In just one month, NU Stands with Haiti has raised more than $18,500.
The students’ campaign to support relief efforts on the island nation surpassed its own expectations. The original fundraising goal was $8,000, or one dollar from every undergraduate student. SESP senior Megha Agrawal, one of the campaign’s organizers, said that the large sum is unexpected, but fantastic.
“It was really exciting to see that the campus has really come together to get behind this cause,” she said. “It’s wonderful to see that people are recognizing the need for it and that they’re continuously staying involved with the issue.”
Weinberg freshman David Chase, the ASG senator who passed legislation asking for ASG support with the campaign, also found NU Stands with Haiti’s school-wide success astonishing.
“Once everything was put into place and so many student groups got involved, I think all of us really thought $8,000 was a reasonable but still challenging goal,” he said. “It was once we really started getting to our final total that I was truly astounded by the impact this student body made.”
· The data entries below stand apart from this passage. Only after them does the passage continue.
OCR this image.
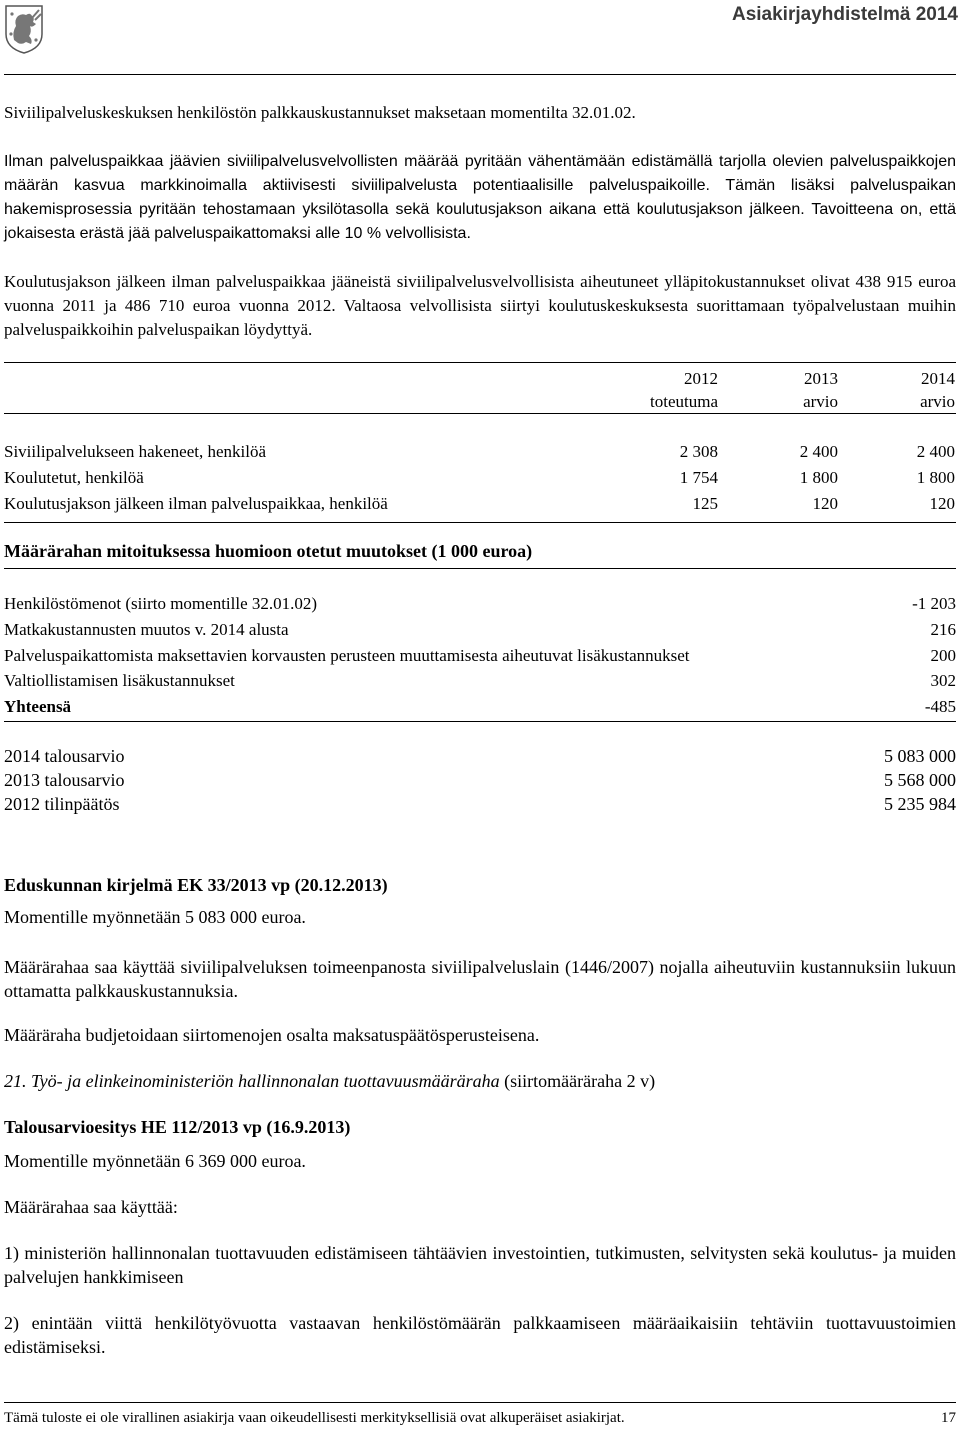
Asiakirjayhdistelmä 2014
Siviilipalveluskeskuksen henkilöstön palkkauskustannukset maksetaan momentilta 32.01.02.
Ilman palveluspaikkaa jäävien siviilipalvelusvelvollisten määrää pyritään vähentämään edistämällä tarjolla olevien palveluspaikkojen määrän kasvua markkinoimalla aktiivisesti siviilipalvelusta potentiaalisille palveluspaikoille. Tämän lisäksi palveluspaikan hakemisprosessia pyritään tehostamaan yksilötasolla sekä koulutusjakson aikana että koulutusjakson jälkeen. Tavoitteena on, että jokaisesta erästä jää palveluspaikattomaksi alle 10 % velvollisista.
Koulutusjakson jälkeen ilman palveluspaikkaa jääneistä siviilipalvelusvelvollisista aiheutuneet ylläpitokustannukset olivat 438 915 euroa vuonna 2011 ja 486 710 euroa vuonna 2012. Valtaosa velvollisista siirtyi koulutuskeskuksesta suorittamaan työpalvelustaan muihin palveluspaikkoihin palveluspaikan löydyttyä.
2012	2013	2014
toteutuma	arvio	arvio
Siviilipalvelukseen hakeneet, henkilöä	2 308	2 400	2 400
Koulutetut, henkilöä	1 754	1 800	1 800
Koulutusjakson jälkeen ilman palveluspaikkaa, henkilöä	125	120	120
Määrärahan mitoituksessa huomioon otetut muutokset (1 000 euroa)
Henkilöstömenot (siirto momentille 32.01.02)	-1 203
Matkakustannusten muutos v. 2014 alusta	216
Palveluspaikattomista maksettavien korvausten perusteen muuttamisesta aiheutuvat lisäkustannukset	200
Valtiollistamisen lisäkustannukset	302
Yhteensä	-485
2014 talousarvio	5 083 000
2013 talousarvio	5 568 000
2012 tilinpäätös	5 235 984
Eduskunnan kirjelmä EK 33/2013 vp (20.12.2013)
Momentille myönnetään 5 083 000 euroa.
Määrärahaa saa käyttää siviilipalveluksen toimeenpanosta siviilipalveluslain (1446/2007) nojalla aiheutuviin kustannuksiin lukuun ottamatta palkkauskustannuksia.
Määräraha budjetoidaan siirtomenojen osalta maksatuspäätösperusteisena.
21. Työ- ja elinkeinoministeriön hallinnonalan tuottavuusmääräraha (siirtomääräraha 2 v)
Talousarvioesitys HE 112/2013 vp (16.9.2013)
Momentille myönnetään 6 369 000 euroa.
Määrärahaa saa käyttää:
1) ministeriön hallinnonalan tuottavuuden edistämiseen tähtäävien investointien, tutkimusten, selvitysten sekä koulutus- ja muiden palvelujen hankkimiseen
2) enintään viittä henkilötyövuotta vastaavan henkilöstömäärän palkkaamiseen määräaikaisiin tehtäviin tuottavuustoimien edistämiseksi.
Tämä tuloste ei ole virallinen asiakirja vaan oikeudellisesti merkityksellisiä ovat alkuperäiset asiakirjat.	17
NU Stands with Haiti was created after the earthquake struck Haiti on January 12, 2010. A group of Northwestern students, including Agrawal and Chase, began the campaign as they felt a need to help save the nation.
“For me, the issue went beyond simply fundraising for disaster relief,” SESP senior Allison Bream, another organizer for the campaign, said. “I felt a sense of duty to learn as much as I could, think critically about the disaster and find some way to contribute to international relief efforts.”
They gathered the support of student groups and around campus, students deposited money and supplies into donation boxes. Much of the campaign’s success stems from the efforts of various student groups, which collected donations at events they hosted. The students behind NU Stands with Haiti also found support from the Center of Student Involvement and teachers like Lane Fenrich, who ran a yoga class to support the campaign.
“It’s really just about bringing people together,” Agrawal said. “Every day, there’s a new student group who wants to get involved.”
Besides the $18,500 students have raised, the campaign received an additional $10,000 grant from the Lewis-Sebring Family Foundation of Evanston, bringing the total to $28,500, which will be donated to the organizations Partners in Health and the American Red Cross.
In the coming months, the campaign will keep on supporting the relief efforts in Haiti. Bream hopes that the momentum from the first month will continue into the coming months.
“We all feel strongly that this is just the first step towards rebuilding efforts,” Bream said. “People sometimes say our generation is apathetic. I think this sort of display of involvement shows just how much we care about what’s going on in the world. It’s been absolutely inspiring.”
With such a staggering success, the campaign’s organizers are thankful to the students who participated and donated to help Haiti survive the destruction.
“This is something that would never have happened without an empathetic student body and they deserve all the credit,” Chase said. “Every one dollar makes a huge difference and I think that the Northwestern and Evanston community deserve a lot of credit for standing with Haiti.”